I’m confused because I have seen the letters CU everywhere. These letters also mean Canberra University which is no coincidence because they seem to come up with money for other sporting teams.

The acronym is UC for University of Canberra. No one uses CU or Canberra University.

greensareliars8:44 pm 31 Mar 24

The Barr governments lavishing near a million dollars a game on a professional sports team just because he prefers their code, while leaving other sports in Canberra to wither on the vine is just one reason out of many why Canberrans should vote for anybody but Labor next local elections.

This comes down to whether a professional team (Canberra United) should be funded partly by the registration fees of juniors. Tickets sales, sponsorships and government grants won’t get the funding needed ($1.25 mil, which for a squad of 20 players plus 5 staff plying 20+ games all over Aust sounds cheap). So should the shortfall in the funding needed to run Canberra United be made up by higher rego fees paid by juniors?

Stephen Saunders2:32 pm 28 Mar 24

Thanks Tim. As usual, Football Australia is nowhere to be seen, la la, nothing to do with us, ask APL or Capital Football.

FA hates Canberra, always has. They’d rather have 50 teams in Sydney and Melbourne than one or two in Canberra.

Well, do your worst, FA, as usual. But I will never support, a Canberra men’s team that destroys the much-loved Canberra women’s team.

FA has nothing to do with the A-League anymore, and that’s a decision made by the franchises and the franchises themselves. It’s not the FA’s fault that the APL is so mismanaged.

It would create the impression that, as a community, we have been unable to support one of our most successful women’s sporting teams.

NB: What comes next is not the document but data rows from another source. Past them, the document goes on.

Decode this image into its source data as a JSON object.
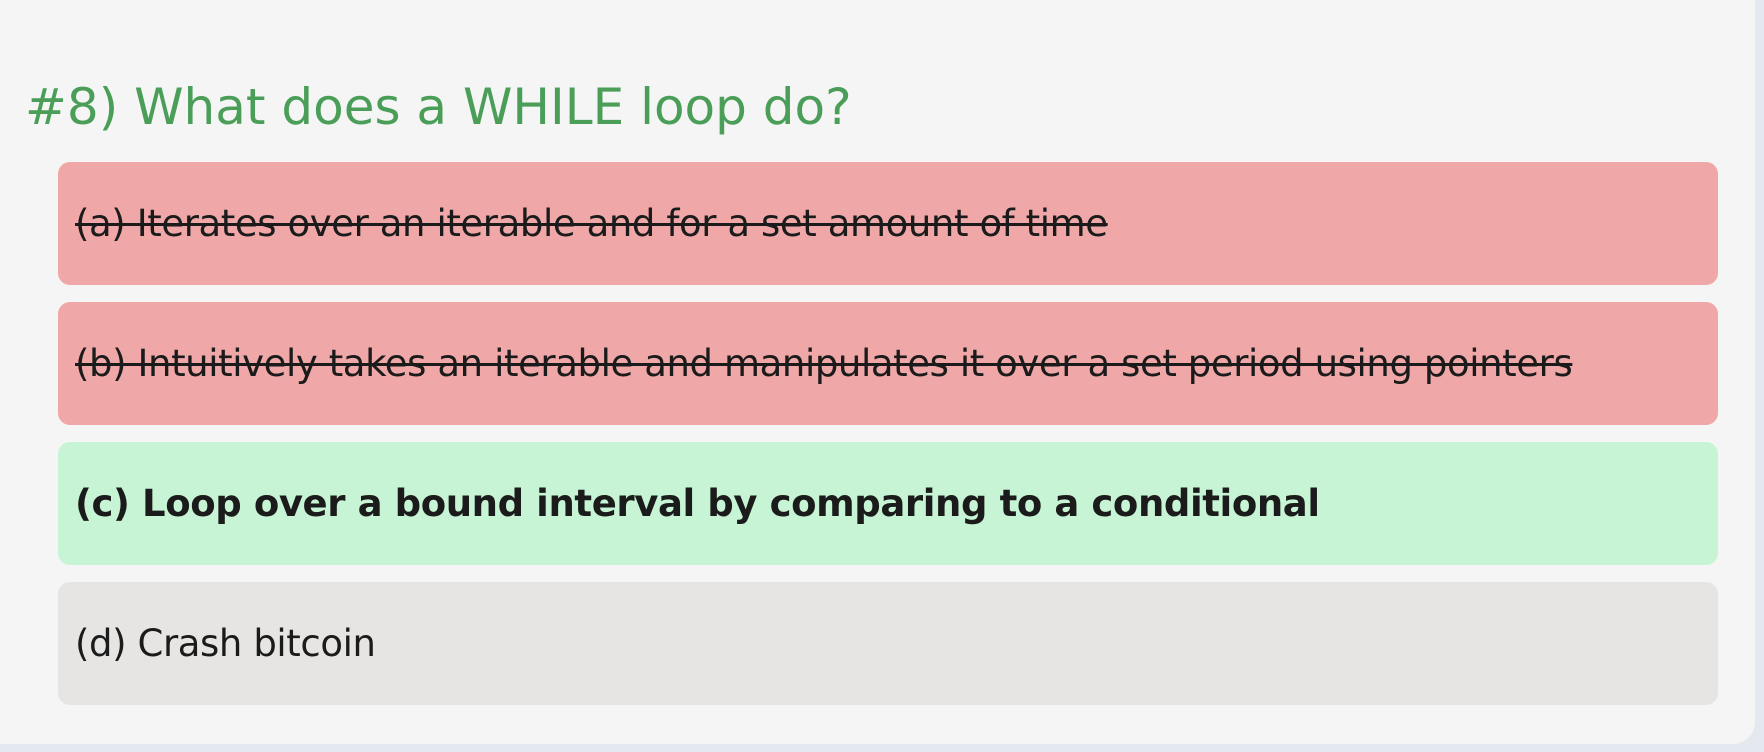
{
  "question": {
    "title": "#8) What does a WHILE loop do?"
  },
  "options": [
    {
      "text": "(a) Iterates over an iterable and for a set amount of time",
      "state": "wrong"
    },
    {
      "text": "(b) Intuitively takes an iterable and manipulates it over a set period using pointers",
      "state": "wrong"
    },
    {
      "text": "(c) Loop over a bound interval by comparing to a conditional",
      "state": "correct"
    },
    {
      "text": "(d) Crash bitcoin",
      "state": "neutral"
    }
  ],
  "colors": {
    "title": "#4a9e58",
    "wrong_bg": "#f0a7a7",
    "correct_bg": "#c6f4d4",
    "neutral_bg": "#e6e5e3",
    "card_bg": "#f5f5f5"
  }
}
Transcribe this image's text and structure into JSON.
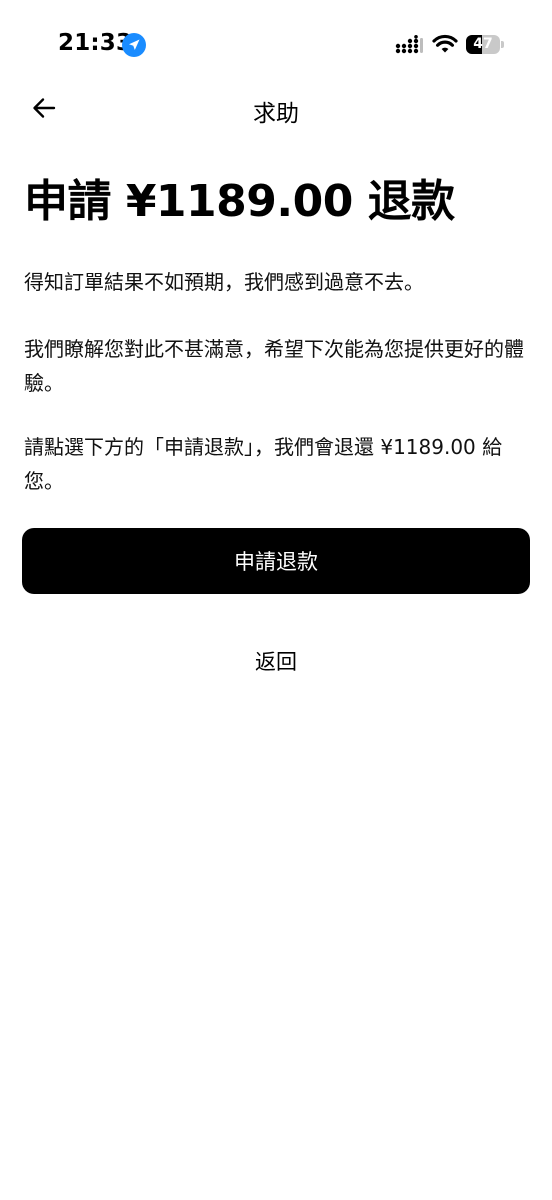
{
  "status_bar": {
    "time": "21:33",
    "battery_level": "47"
  },
  "header": {
    "title": "求助"
  },
  "content": {
    "heading": "申請 ¥1189.00 退款",
    "paragraph1": "得知訂單結果不如預期，我們感到過意不去。",
    "paragraph2": "我們瞭解您對此不甚滿意，希望下次能為您提供更好的體驗。",
    "paragraph3": "請點選下方的「申請退款」，我們會退還 ¥1189.00 給您。"
  },
  "actions": {
    "primary_label": "申請退款",
    "secondary_label": "返回"
  },
  "colors": {
    "location_badge": "#1a8cff",
    "primary_button_bg": "#000000",
    "primary_button_text": "#ffffff"
  },
  "icons": {
    "back": "arrow-left-icon",
    "location": "location-arrow-icon",
    "signal": "cellular-signal-icon",
    "wifi": "wifi-icon",
    "battery": "battery-icon"
  }
}
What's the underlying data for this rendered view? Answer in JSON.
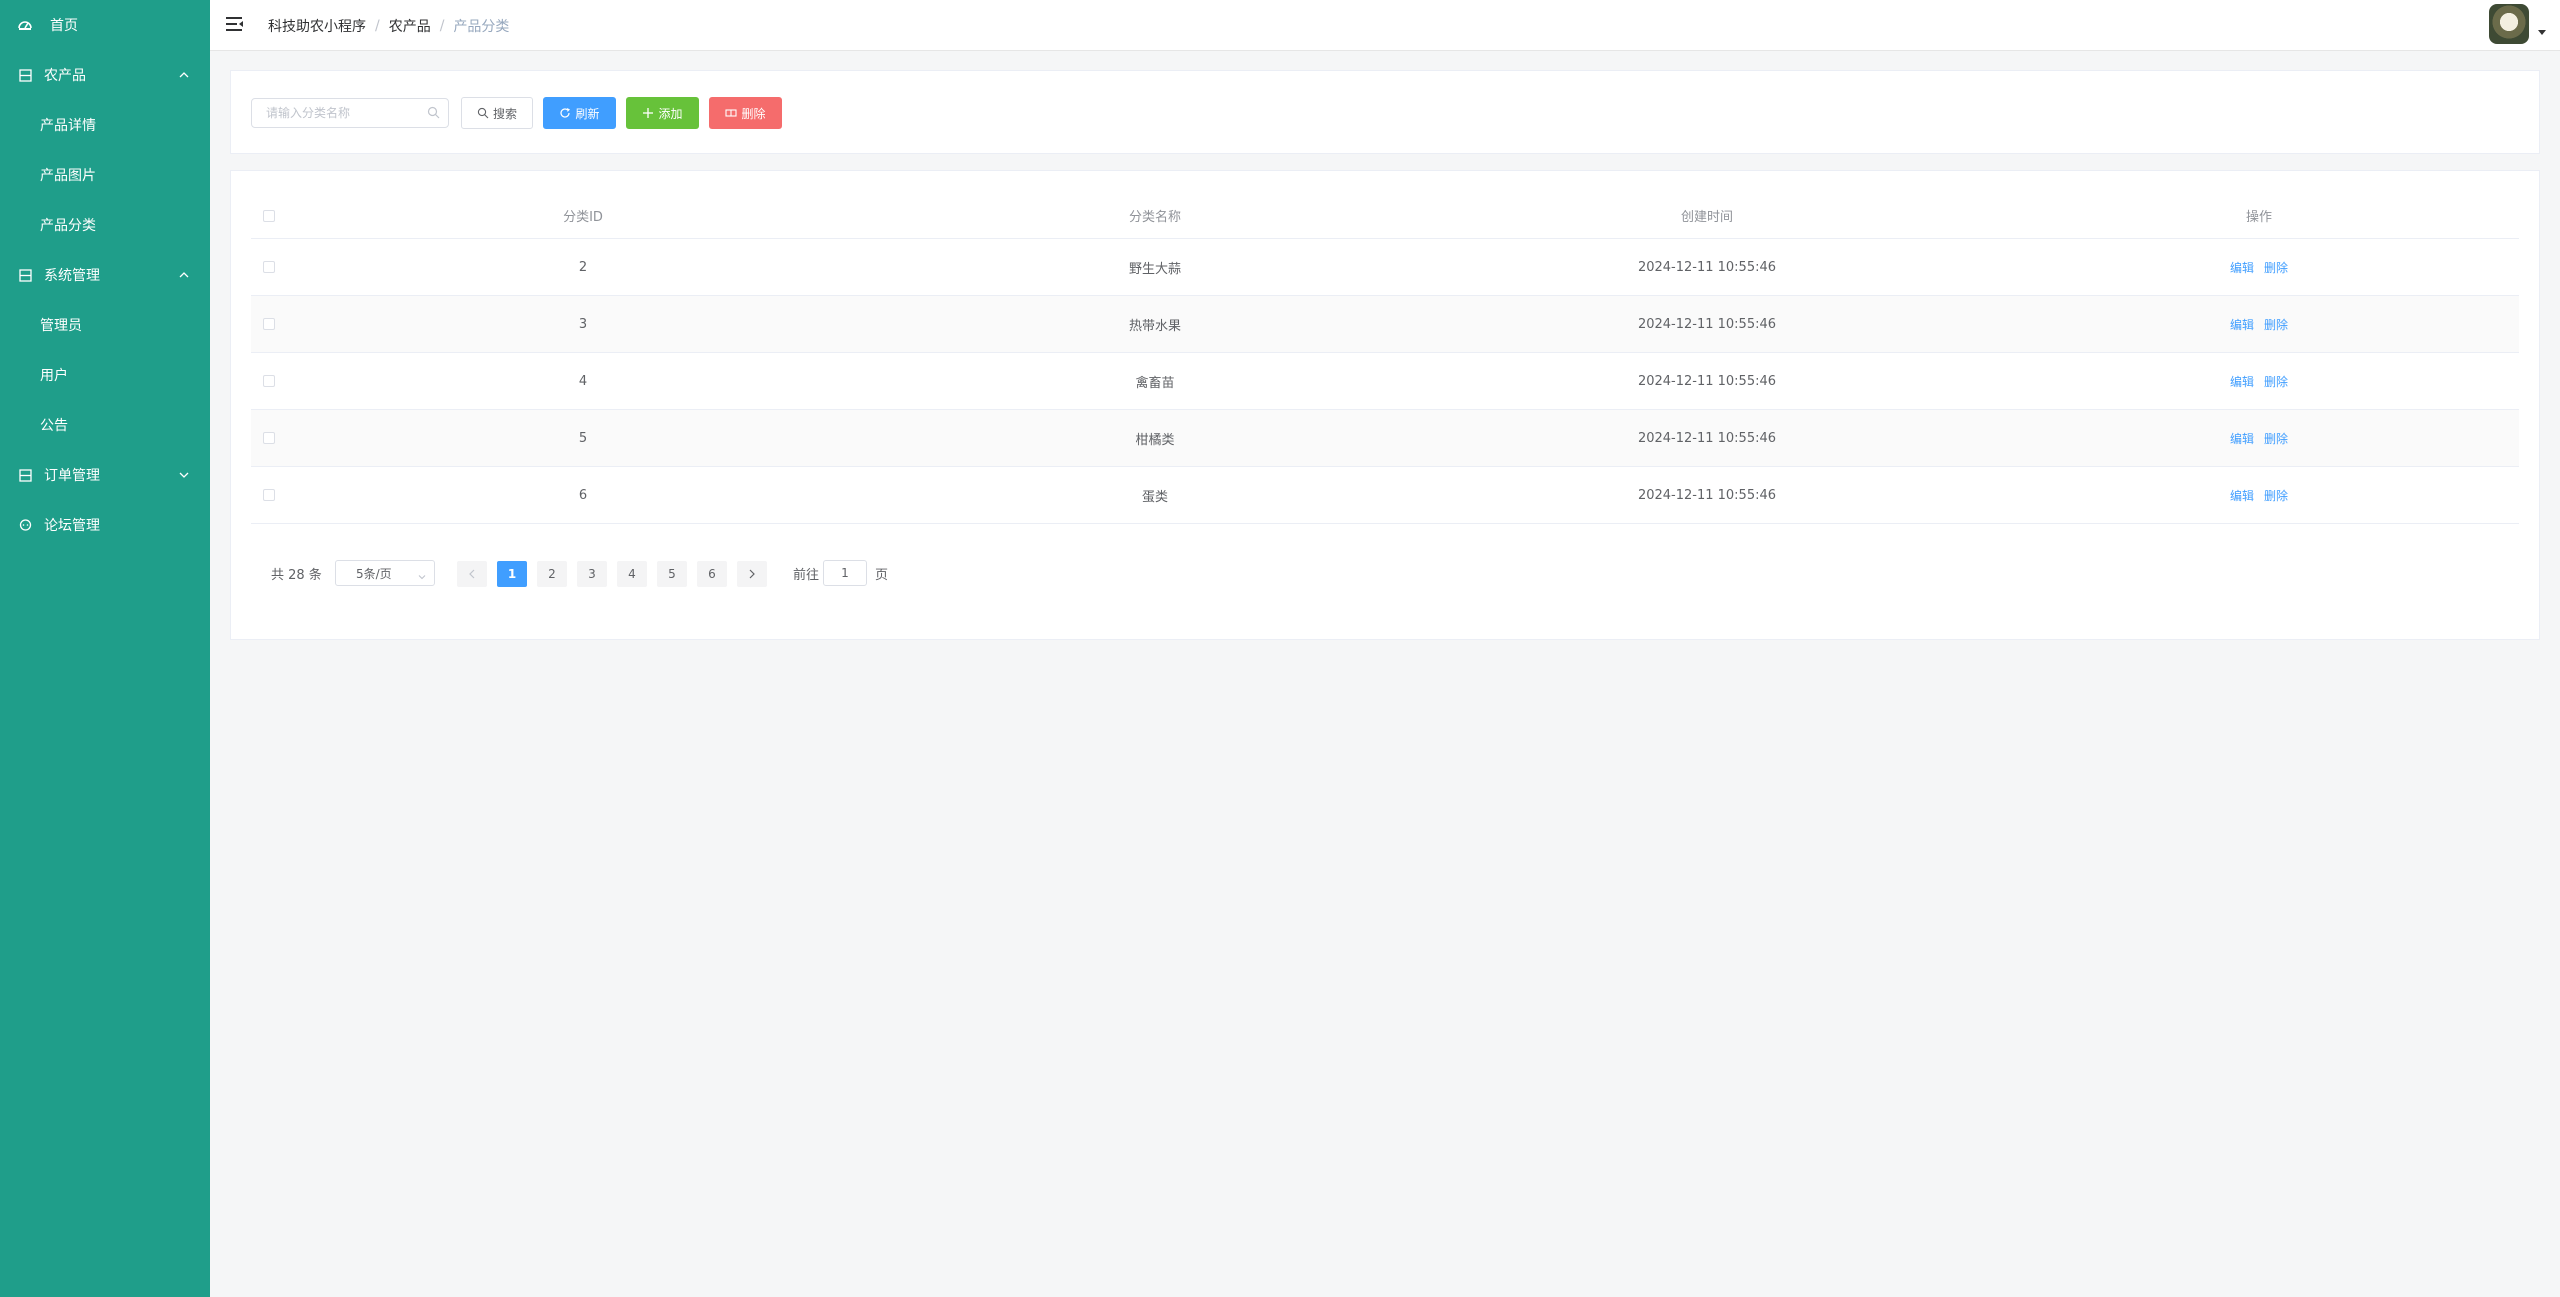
{
  "sidebar": {
    "items": [
      {
        "label": "首页",
        "icon": "dashboard-icon"
      },
      {
        "label": "农产品",
        "icon": "grid-icon",
        "expanded": true
      },
      {
        "label": "产品详情"
      },
      {
        "label": "产品图片"
      },
      {
        "label": "产品分类"
      },
      {
        "label": "系统管理",
        "icon": "grid-icon",
        "expanded": true
      },
      {
        "label": "管理员"
      },
      {
        "label": "用户"
      },
      {
        "label": "公告"
      },
      {
        "label": "订单管理",
        "icon": "grid-icon",
        "expanded": false
      },
      {
        "label": "论坛管理",
        "icon": "chat-icon"
      }
    ]
  },
  "header": {
    "breadcrumb": [
      "科技助农小程序",
      "农产品",
      "产品分类"
    ],
    "separator": "/"
  },
  "search": {
    "placeholder": "请输入分类名称",
    "value": "",
    "search_label": "搜索",
    "refresh_label": "刷新",
    "add_label": "添加",
    "delete_label": "删除"
  },
  "table": {
    "columns": [
      "分类ID",
      "分类名称",
      "创建时间",
      "操作"
    ],
    "rows": [
      {
        "id": "2",
        "name": "野生大蒜",
        "created": "2024-12-11 10:55:46"
      },
      {
        "id": "3",
        "name": "热带水果",
        "created": "2024-12-11 10:55:46"
      },
      {
        "id": "4",
        "name": "禽畜苗",
        "created": "2024-12-11 10:55:46"
      },
      {
        "id": "5",
        "name": "柑橘类",
        "created": "2024-12-11 10:55:46"
      },
      {
        "id": "6",
        "name": "蛋类",
        "created": "2024-12-11 10:55:46"
      }
    ],
    "edit_label": "编辑",
    "delete_label": "删除"
  },
  "pagination": {
    "total_text": "共 28 条",
    "page_size": "5条/页",
    "pages": [
      "1",
      "2",
      "3",
      "4",
      "5",
      "6"
    ],
    "current": "1",
    "goto_label": "前往",
    "goto_value": "1",
    "page_label": "页"
  },
  "colors": {
    "sidebar_bg": "#1f9e8a",
    "primary": "#409eff",
    "success": "#67c23a",
    "danger": "#f56c6c"
  }
}
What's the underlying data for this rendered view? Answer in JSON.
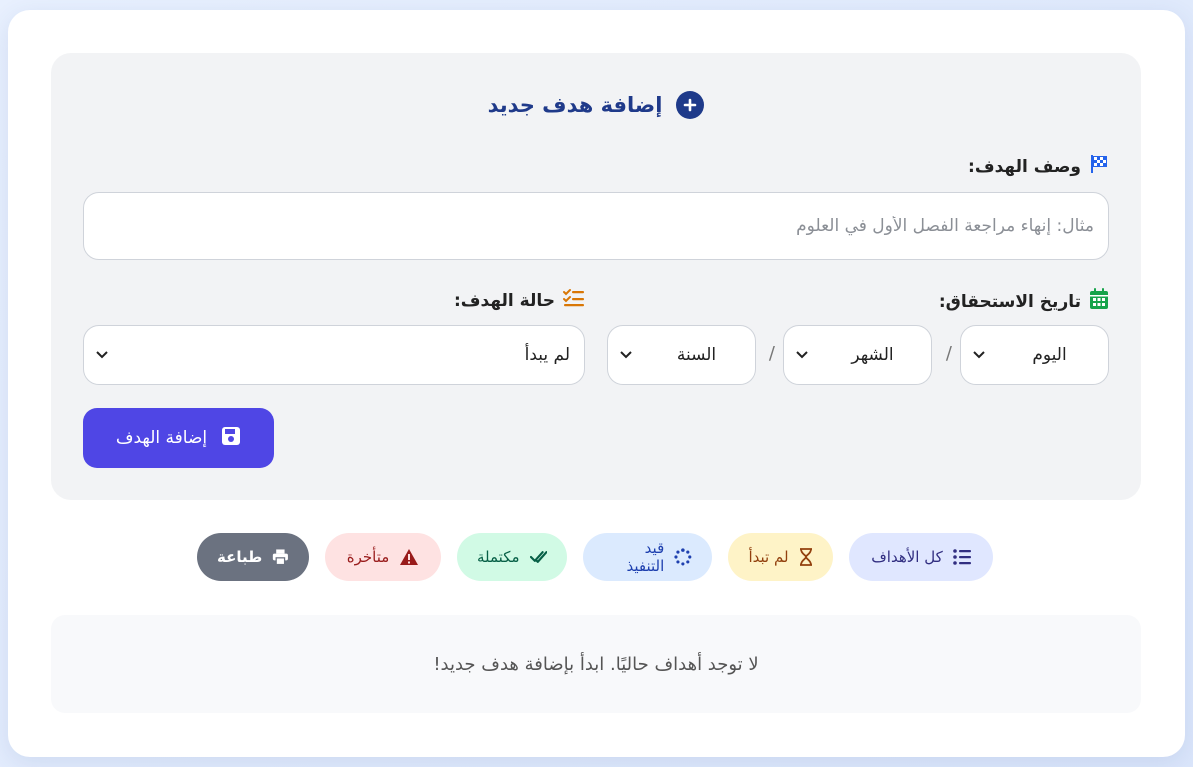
{
  "form": {
    "title": "إضافة هدف جديد",
    "description_label": "وصف الهدف:",
    "description_placeholder": "مثال: إنهاء مراجعة الفصل الأول في العلوم",
    "description_value": "",
    "due_date_label": "تاريخ الاستحقاق:",
    "status_label": "حالة الهدف:",
    "day_value": "اليوم",
    "month_value": "الشهر",
    "year_value": "السنة",
    "date_separator": "/",
    "status_value": "لم يبدأ",
    "submit_label": "إضافة الهدف"
  },
  "filters": [
    {
      "label": "كل الأهداف",
      "icon": "list-icon"
    },
    {
      "label": "لم تبدأ",
      "icon": "hourglass-icon"
    },
    {
      "label": "قيد التنفيذ",
      "icon": "spinner-icon"
    },
    {
      "label": "مكتملة",
      "icon": "double-check-icon"
    },
    {
      "label": "متأخرة",
      "icon": "warning-icon"
    },
    {
      "label": "طباعة",
      "icon": "printer-icon"
    }
  ],
  "empty_message": "لا توجد أهداف حاليًا. ابدأ بإضافة هدف جديد!",
  "colors": {
    "accent": "#4f46e5",
    "title": "#1f3a8a",
    "flag_icon": "#2563eb",
    "calendar_icon": "#16a34a",
    "status_icon": "#d97706"
  }
}
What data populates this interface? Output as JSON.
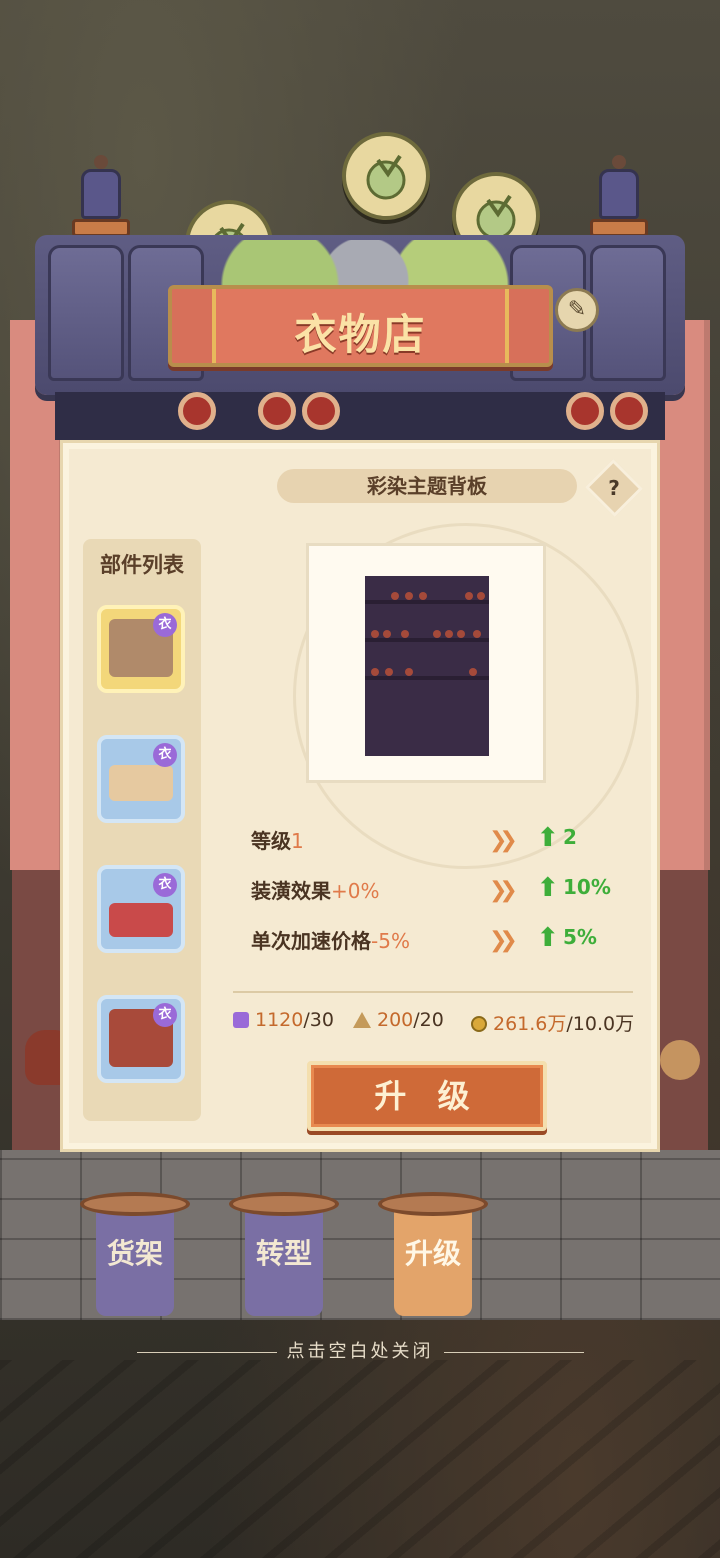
{
  "shop": {
    "title": "衣物店"
  },
  "item": {
    "name": "彩染主题背板"
  },
  "parts": {
    "title": "部件列表",
    "badge": "衣",
    "items": [
      {
        "badge": "衣",
        "selected": true
      },
      {
        "badge": "衣",
        "selected": false
      },
      {
        "badge": "衣",
        "selected": false
      },
      {
        "badge": "衣",
        "selected": false
      }
    ]
  },
  "stats": [
    {
      "label": "等级",
      "current": "1",
      "delta": "",
      "next": "2"
    },
    {
      "label": "装潢效果",
      "current": "",
      "delta": "+0%",
      "next": "10%"
    },
    {
      "label": "单次加速价格",
      "current": "",
      "delta": "-5%",
      "next": "5%"
    }
  ],
  "costs": [
    {
      "icon": "purple-token-icon",
      "have": "1120",
      "need": "/30"
    },
    {
      "icon": "triangle-material-icon",
      "have": "200",
      "need": "/20"
    },
    {
      "icon": "coin-icon",
      "have": "261.6万",
      "need": "/10.0万"
    }
  ],
  "upgrade_button": "升 级",
  "tabs": [
    {
      "label": "货架",
      "active": false
    },
    {
      "label": "转型",
      "active": false
    },
    {
      "label": "升级",
      "active": true
    }
  ],
  "close_hint": "点击空白处关闭",
  "colors": {
    "accent": "#cf6a38",
    "panel": "#f5ead2",
    "up_green": "#3eae3a",
    "tab_purple": "#7a6fa4",
    "tab_active": "#e3a46a"
  }
}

It’s NOT an impression. It’s reality. Canberra United averaged 1600 Home Game attendees in their 12 Home Games this season. Take out boyfriends, girl friends, family members and other friends and you’d be flat out getting 1000 non-affiliated fans at HOME games. This is at a time of the year when there is no competition for fans. The Socceroos will draw a crowd as was the case at GIO on Tuesday. The Matildas will draw a crowd……but not as big as last year if Sam Kerr is out. The A League Mens has dismal attendance figures. Australians like playing soccer but they have proven year after year that they won’t watch club soccer. It’s probably more a sporting cultural cringe in that we have been conditioned to accept that the EPL, La Liga and Serie A is worth watching but the A Leagues are really B Leagues at best.

The football pathway for young women in the region no longer exists. With the cancelling of the Canberra United Academy, there has already been a move, by some families of talented youngsters to Sydney and beyond. I don;t think Canberra can be considered an incubator for young football talent anymore.

You are right, both male and female football players in Canberra don’t have a pathway to the A League or to become professional.

Like you said, many have moved to Sydney etc, but there are many that are left behind and stuck in a pay to play system which many struggle to afford.

I know of kids that have moved back to the UK with their families and have been picked up by Professional Clubs academies.

We do have the talent here, just not the opportunities.